富士山のような形で、上がちょっと噴火したように割れている。食べると口の中がモソモソするので、牛乳と一緒に食べる。今は上品なスイーツがたくさんあるので、若い人は知らないだろうが、スーパーマーケットのパン売り場にひっそりと置かれているのをいまだに見かける。


昭和のはじめ、私の母の子供時代のことである。まず、お菓子は仏壇に供えられる。お母さん(私の祖母)がいいというまではもちろん食べることは許されない。

子供だから、「たべたいな、たべたいな、いつもらえるのかな」と仏間をのぞきながら、時にはこっそり手にとって、匂いを嗅いだりしては元に戻す、を繰り返していたのが、この甘食なのだそうだ。

時間がたつと、固くなってしまう。ようやく手に入れて食べさせてもらった甘食は、本当においしかったそうだ。
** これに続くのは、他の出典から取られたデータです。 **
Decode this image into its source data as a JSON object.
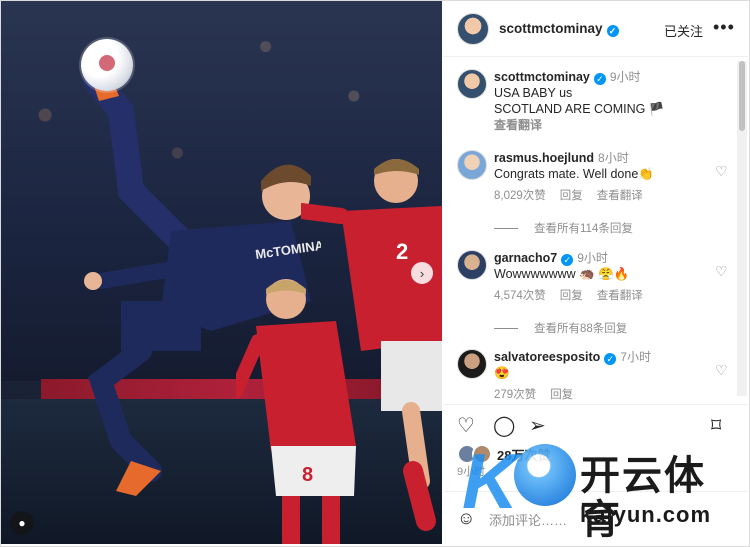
{
  "post": {
    "username": "scottmctominay",
    "follow_label": "已关注",
    "more_label": "•••",
    "caption_time": "9小时",
    "caption_lines": [
      "USA BABY us",
      "SCOTLAND ARE COMING 🏴"
    ],
    "caption_translate": "查看翻译",
    "shirt_name": "McTOMINAY",
    "shirt_number_red": "2",
    "shirt_number_red2": "8"
  },
  "comments": [
    {
      "user": "rasmus.hoejlund",
      "time": "8小时",
      "text": "Congrats mate. Well done👏",
      "likes": "8,029次赞",
      "reply": "回复",
      "translate": "查看翻译",
      "view_replies": "查看所有114条回复"
    },
    {
      "user": "garnacho7",
      "time": "9小时",
      "text": "Wowwwwwww 🦔 😤🔥",
      "likes": "4,574次赞",
      "reply": "回复",
      "translate": "查看翻译",
      "view_replies": "查看所有88条回复"
    },
    {
      "user": "salvatoreesposito",
      "time": "7小时",
      "text": "😍",
      "likes": "279次赞",
      "reply": "回复"
    }
  ],
  "likes_count": "28万次赞",
  "time_ago": "9小时",
  "add_comment_placeholder": "添加评论……",
  "watermark": {
    "title": "开云体育",
    "url": "kaiyun.com"
  },
  "colors": {
    "verified": "#0095f6",
    "red_kit": "#c8202f",
    "navy_kit": "#1f2a5c"
  }
}
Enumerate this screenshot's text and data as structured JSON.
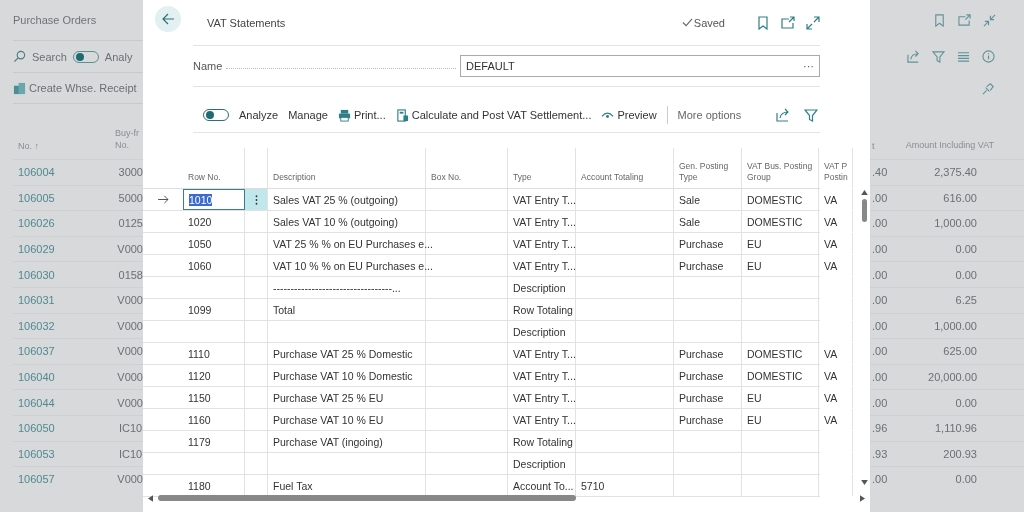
{
  "background_page": {
    "title": "Purchase Orders",
    "search_label": "Search",
    "analyze_toggle": {
      "on": false
    },
    "analyze_label": "Analy",
    "action_label": "Create Whse. Receipt",
    "columns": [
      "No. ↑",
      "Buy-fr No.",
      "t",
      "Amount Including VAT"
    ],
    "rows": [
      {
        "no": "106004",
        "vendor": "3000",
        "amount": ".40",
        "amount_incl": "2,375.40"
      },
      {
        "no": "106005",
        "vendor": "5000",
        "amount": ".00",
        "amount_incl": "616.00"
      },
      {
        "no": "106026",
        "vendor": "0125",
        "amount": ".00",
        "amount_incl": "1,000.00"
      },
      {
        "no": "106029",
        "vendor": "V000",
        "amount": ".00",
        "amount_incl": "0.00"
      },
      {
        "no": "106030",
        "vendor": "0158",
        "amount": ".00",
        "amount_incl": "0.00"
      },
      {
        "no": "106031",
        "vendor": "V000",
        "amount": ".00",
        "amount_incl": "6.25"
      },
      {
        "no": "106032",
        "vendor": "V000",
        "amount": ".00",
        "amount_incl": "1,000.00"
      },
      {
        "no": "106037",
        "vendor": "V000",
        "amount": ".00",
        "amount_incl": "625.00"
      },
      {
        "no": "106040",
        "vendor": "V000",
        "amount": ".00",
        "amount_incl": "20,000.00"
      },
      {
        "no": "106044",
        "vendor": "V000",
        "amount": ".00",
        "amount_incl": "0.00"
      },
      {
        "no": "106050",
        "vendor": "IC10",
        "amount": ".96",
        "amount_incl": "1,110.96"
      },
      {
        "no": "106053",
        "vendor": "IC10",
        "amount": ".93",
        "amount_incl": "200.93"
      },
      {
        "no": "106057",
        "vendor": "V000",
        "amount": ".00",
        "amount_incl": "0.00"
      }
    ]
  },
  "dialog": {
    "title": "VAT Statements",
    "status": "Saved",
    "name_label": "Name",
    "name_value": "DEFAULT",
    "name_button": "···",
    "analyze_toggle": {
      "on": false
    },
    "actions": [
      {
        "kind": "toggle",
        "label": "Analyze"
      },
      {
        "kind": "plain",
        "label": "Manage"
      },
      {
        "kind": "print",
        "label": "Print..."
      },
      {
        "kind": "calc",
        "label": "Calculate and Post VAT Settlement..."
      },
      {
        "kind": "preview",
        "label": "Preview"
      },
      {
        "kind": "more",
        "label": "More options"
      }
    ],
    "columns": [
      "Row No.",
      "Description",
      "Box No.",
      "Type",
      "Account Totaling",
      "Gen. Posting Type",
      "VAT Bus. Posting Group",
      "VAT P Postin"
    ],
    "rows": [
      {
        "selected": true,
        "row_no": "1010",
        "description": "Sales VAT 25 % (outgoing)",
        "type": "VAT Entry T...",
        "gen_posting_type": "Sale",
        "vat_bus_posting_group": "DOMESTIC",
        "column_8": "VA"
      },
      {
        "selected": false,
        "row_no": "1020",
        "description": "Sales VAT 10 % (outgoing)",
        "type": "VAT Entry T...",
        "gen_posting_type": "Sale",
        "vat_bus_posting_group": "DOMESTIC",
        "column_8": "VA"
      },
      {
        "selected": false,
        "row_no": "1050",
        "description": "VAT 25 % % on EU Purchases e...",
        "type": "VAT Entry T...",
        "gen_posting_type": "Purchase",
        "vat_bus_posting_group": "EU",
        "column_8": "VA"
      },
      {
        "selected": false,
        "row_no": "1060",
        "description": "VAT 10 % % on EU Purchases e...",
        "type": "VAT Entry T...",
        "gen_posting_type": "Purchase",
        "vat_bus_posting_group": "EU",
        "column_8": "VA"
      },
      {
        "selected": false,
        "description": "----------------------------------...",
        "type": "Description"
      },
      {
        "selected": false,
        "row_no": "1099",
        "description": "Total",
        "type": "Row Totaling"
      },
      {
        "selected": false,
        "type": "Description"
      },
      {
        "selected": false,
        "row_no": "1110",
        "description": "Purchase VAT 25 % Domestic",
        "type": "VAT Entry T...",
        "gen_posting_type": "Purchase",
        "vat_bus_posting_group": "DOMESTIC",
        "column_8": "VA"
      },
      {
        "selected": false,
        "row_no": "1120",
        "description": "Purchase VAT 10 % Domestic",
        "type": "VAT Entry T...",
        "gen_posting_type": "Purchase",
        "vat_bus_posting_group": "DOMESTIC",
        "column_8": "VA"
      },
      {
        "selected": false,
        "row_no": "1150",
        "description": "Purchase VAT 25 % EU",
        "type": "VAT Entry T...",
        "gen_posting_type": "Purchase",
        "vat_bus_posting_group": "EU",
        "column_8": "VA"
      },
      {
        "selected": false,
        "row_no": "1160",
        "description": "Purchase VAT 10 % EU",
        "type": "VAT Entry T...",
        "gen_posting_type": "Purchase",
        "vat_bus_posting_group": "EU",
        "column_8": "VA"
      },
      {
        "selected": false,
        "row_no": "1179",
        "description": "Purchase VAT (ingoing)",
        "type": "Row Totaling"
      },
      {
        "selected": false,
        "type": "Description"
      },
      {
        "selected": false,
        "row_no": "1180",
        "description": "Fuel Tax",
        "type": "Account To...",
        "account_totaling": "5710"
      }
    ]
  }
}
だから、母にとっては特別な思い入れのあるお菓子。思いきり食べられるような年になっても、懐かしさもあってか、私のおやつにもよく出された。


私にとっては、もっとおいしいものがたくさんあったので、大人になってからはあまり手を出さなくなったが、母はよく買ってきては、毎回のように「昔の味はこんなじゃなかったけどねえ」と言いながら食べていたものだ。

「味覚が肥えてきた分、まずく感じるのかしら?味が変わったのではなくて、自分が変わったのかな・・・?」思い出の中で美化されてるかも、と言っていたが、それからウン十年。

つい先日、母はにこにこして「昔のまんまのおいしい甘食をみつけた」といって私に出してくれた。と、いうことは、やはり昔の味は幻想ではなかったのだ。

「こんなに近くに売っているとは気がつかなかった」「もっと早く見つけたらよかった」などといいながら、一袋5個入りを一日で食べてしまうほど喜んでいる。そこは、麹町3丁目あたり、新宿通りに面した「なかむら」という小さいスーパー。(注:あの有名な「中村屋」ではない)


たぶん戦後、だんだん食糧事情がよくなってきたので、ミルクやバターやベーキングパウダーなどを使って素材を上等にしたのだろう。結果、味も香りも素朴さを失ってしまったとか?私の憶測では、昔はきっと、重曹(じゅうそう)を使っていたに違いない。

その甘食は、最近ほかで売っているのとは違う昔の味。ほのぼのと甘く、ヘリのあたりが香ばしい。小さい頃の「私の思い出」の味、というより、私の「母に対する思い出」の味である。